The Sixth Station(93)
Apparently you couldn’t drive up there and there was not even a towrope. If you wanted to get to the top, you hiked it—straight up. I couldn’t wait to never do that.
I’d just have to hope that my newest new best friend Y, Pan, Y’s “you must see in the morning” involved giving me the secret to the Cathar’s lost treasure, clearing my name through his various connections, and getting me the hell back home with all charges dropped.
Good luck with that, sister. Do not go getting your hopes up of Pantera coming up with any Hail Mary pass—literally—to save your sorry ass.
I found one book of sorts on the shelf, which was written in English. It was a photocopied version of what looked like information collected from Web sites, but with a similar title to every other book in the town. They didn’t seem to get much past the thirteenth century around there.
This one was titled Cathar Country History.
I opened and read with all grammatical and spelling errors intact:
Catharism was for many years the prevalent form of Christianity in large areas of France, Spain, and Italy. The Cathars called themselves the friends of God and condemned the Catholic Church as the Church of the Anti-Christ. Like the original Christians, the Cathars were vegetarians (Cathars interpreted the commandment “Thou shalt not kill” as referring to all animals), believed in reincarnation, and considered the Old Testament God Jehovah to be a tyrant.…

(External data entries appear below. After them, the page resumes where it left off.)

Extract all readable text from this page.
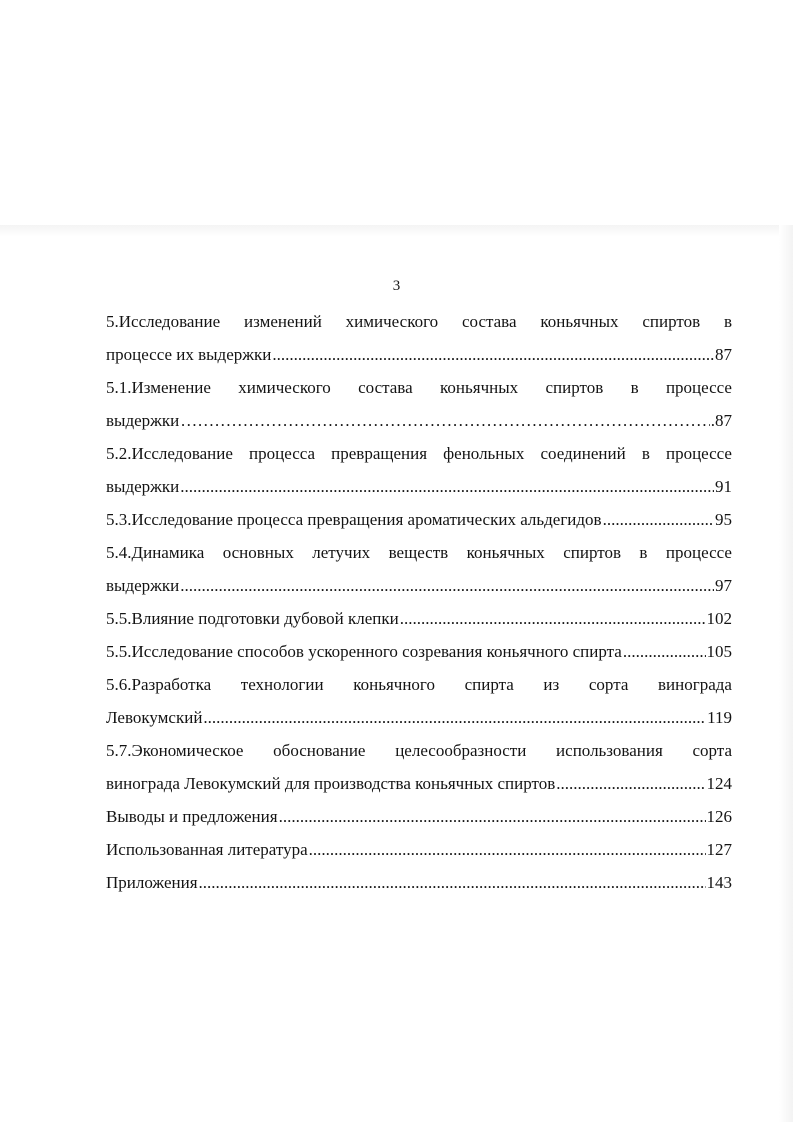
3
5.Исследование изменений химического состава коньячных спиртов в
процессе их выдержки .....	87
5.1.Изменение химического состава коньячных спиртов в процессе
выдержки ………………………………………………………………………………………………………………………………………………	.87
5.2.Исследование процесса превращения фенольных соединений в процессе
выдержки .....	91
5.3.Исследование процесса превращения ароматических альдегидов .....	95
5.4.Динамика основных летучих веществ коньячных спиртов в процессе
выдержки .....	97
5.5.Влияние подготовки дубовой клепки .....	102
5.5.Исследование способов ускоренного созревания коньячного спирта .....	105
5.6.Разработка технологии коньячного спирта из сорта винограда
Левокумский .....	119
5.7.Экономическое обоснование целесообразности использования сорта
винограда Левокумский для производства коньячных спиртов .....	124
Выводы и предложения .....	126
Использованная литература .....	127
Приложения .....	143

Then there was a note typed separately and inserted into the text:
Perfecti observed complete celibacy, while the Credentes—true believers—believed that sexual activity was to be enjoyed, but procreation was strongly discouraged. This resulted in the charge by their opponents of sexual perversion. (Wikipedia entry)

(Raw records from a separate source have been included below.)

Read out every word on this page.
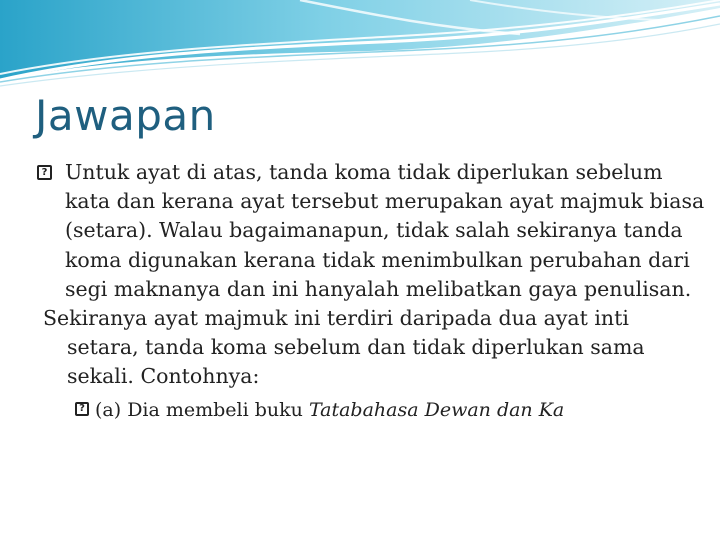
Jawapan
? Untuk ayat di atas, tanda koma tidak diperlukan sebelum kata dan kerana ayat tersebut merupakan ayat majmuk biasa (setara). Walau bagaimanapun, tidak salah sekiranya tanda koma digunakan kerana tidak menimbulkan perubahan dari segi maknanya dan ini hanyalah melibatkan gaya penulisan.
Sekiranya ayat majmuk ini terdiri daripada dua ayat inti setara, tanda koma sebelum dan tidak diperlukan sama sekali. Contohnya:
? (a) Dia membeli buku Tatabahasa Dewan dan Ka
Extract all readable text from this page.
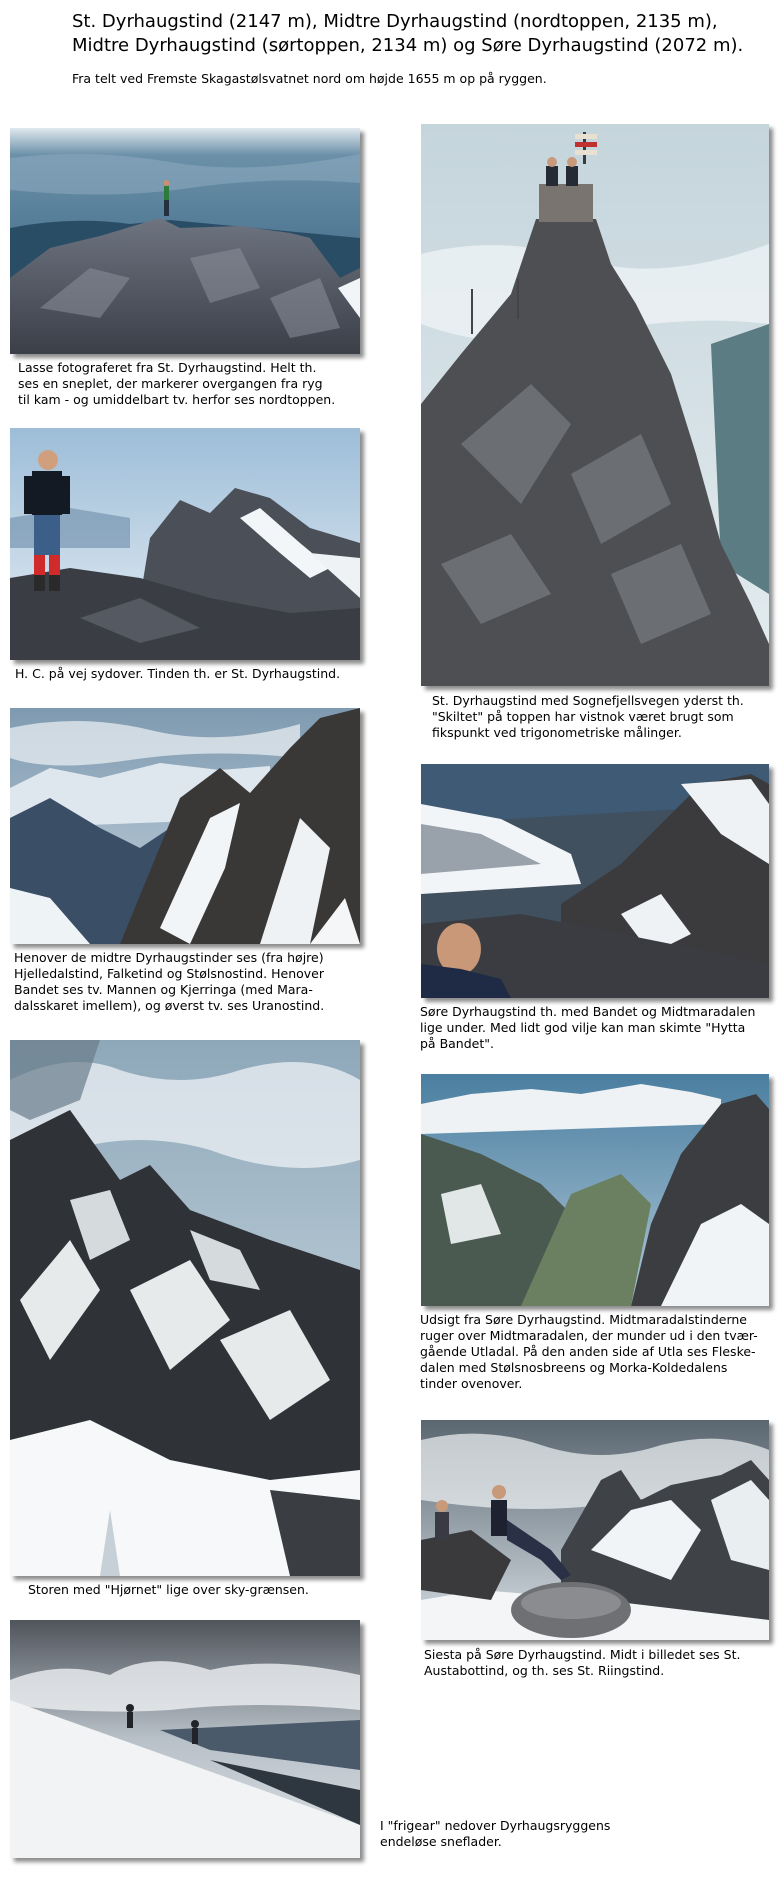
St. Dyrhaugstind (2147 m), Midtre Dyrhaugstind (nordtoppen, 2135 m),
Midtre Dyrhaugstind (sørtoppen, 2134 m) og Søre Dyrhaugstind (2072 m).

Fra telt ved Fremste Skagastølsvatnet nord om højde 1655 m op på ryggen.

Lasse fotograferet fra St. Dyrhaugstind. Helt th.
ses en sneplet, der markerer overgangen fra ryg
til kam - og umiddelbart tv. herfor ses nordtoppen.
H. C. på vej sydover. Tinden th. er St. Dyrhaugstind.
Henover de midtre Dyrhaugstinder ses (fra højre)
Hjelledalstind, Falketind og Stølsnostind. Henover
Bandet ses tv. Mannen og Kjerringa (med Mara-
dalsskaret imellem), og øverst tv. ses Uranostind.
Storen med "Hjørnet" lige over sky-grænsen.
St. Dyrhaugstind med Sognefjellsvegen yderst th.
"Skiltet" på toppen har vistnok været brugt som
fikspunkt ved trigonometriske målinger.
Søre Dyrhaugstind th. med Bandet og Midtmaradalen
lige under. Med lidt god vilje kan man skimte "Hytta
på Bandet".
Udsigt fra Søre Dyrhaugstind. Midtmaradalstinderne
ruger over Midtmaradalen, der munder ud i den tvær-
gående Utladal. På den anden side af Utla ses Fleske-
dalen med Stølsnosbreens og Morka-Koldedalens
tinder ovenover.
Siesta på Søre Dyrhaugstind. Midt i billedet ses St.
Austabottind, og th. ses St. Riingstind.
I "frigear" nedover Dyrhaugsryggens
endeløse sneflader.
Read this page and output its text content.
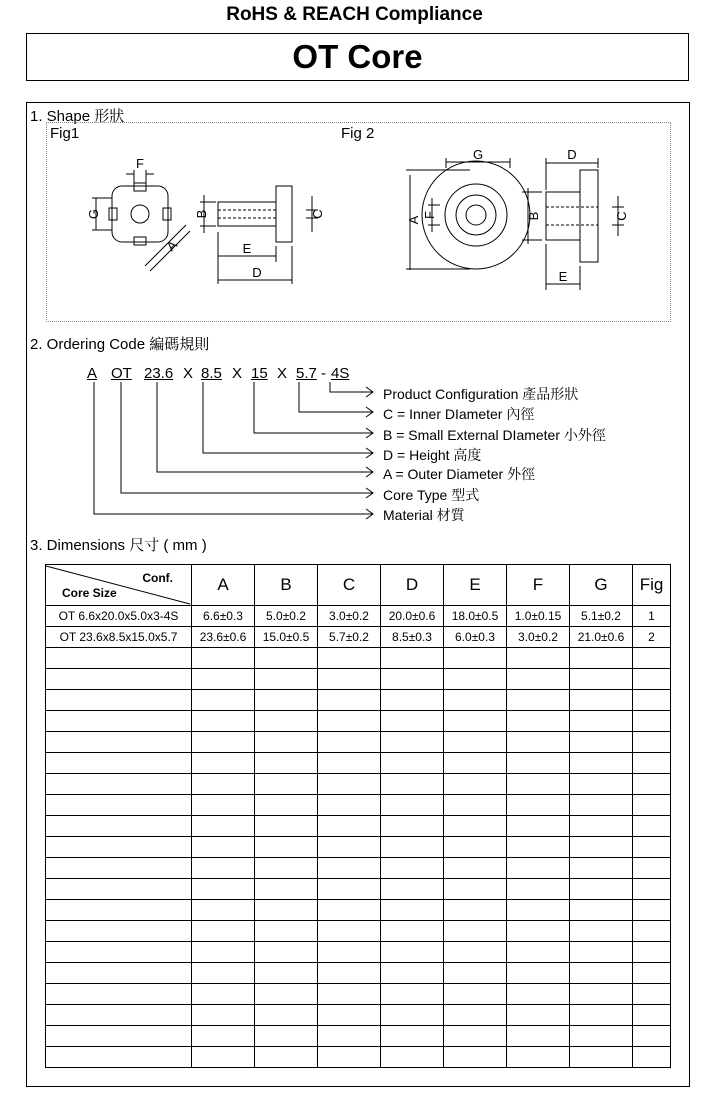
RoHS & REACH Compliance
OT Core
1. Shape 形狀
Fig1	Fig 2
F
G
A
B	C
E
D
G
A
F
D
B	C
E
2. Ordering Code 編碼規則
A OT 23.6 X 8.5 X 15 X 5.7 - 4S
Product Configuration 產品形狀
C = Inner DIameter 內徑
B = Small External DIameter 小外徑
D = Height 高度
A = Outer Diameter 外徑
Core Type 型式
Material 材質
3. Dimensions 尺寸 ( mm )
Conf.
Core Size	A	B	C	D	E	F	G	Fig
OT 6.6x20.0x5.0x3-4S	6.6±0.3	5.0±0.2	3.0±0.2	20.0±0.6	18.0±0.5	1.0±0.15	5.1±0.2	1
OT 23.6x8.5x15.0x5.7	23.6±0.6	15.0±0.5	5.7±0.2	8.5±0.3	6.0±0.3	3.0±0.2	21.0±0.6	2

Did Pantera mean that since little Theo was a Perfectae, they didn’t have sex? Dear God, say it is so!
The regular text then continued:
The Albigensian Crusade and subsequent Inquisition was launched by Pope Innocent III specifically to eradicate the Cathars, the largest and fastest growing Christina sect in Europe. The Crusaders undertook the task with ferocious enthusiasm, burning alive men, women and children. From 1139 onwards the pope declared that ‘anyone who attempted to construe a personal view of God which conflicted with Church dogma must be burned without pity.’
Upwards of half a million people were maimed, dispossessed, slaughtered by the king’s soldiers (French King Philippe Auguste who wanted to confiscate Cathar’s lands joined the pope in this Crusade) or burned at the stake by the officials of the Catholic Church.
In 1208 he offered land to anyone killing Cathars, which launched a brutal 30-year pogrom, which decimated southern France killing at least 250,000 Cathars.
Instead of being lulled to sleep, I was fully awake now. The Inquisition here in France was created just to eradicate the Cathars? Damn. They did such a good job, I never even heard of them.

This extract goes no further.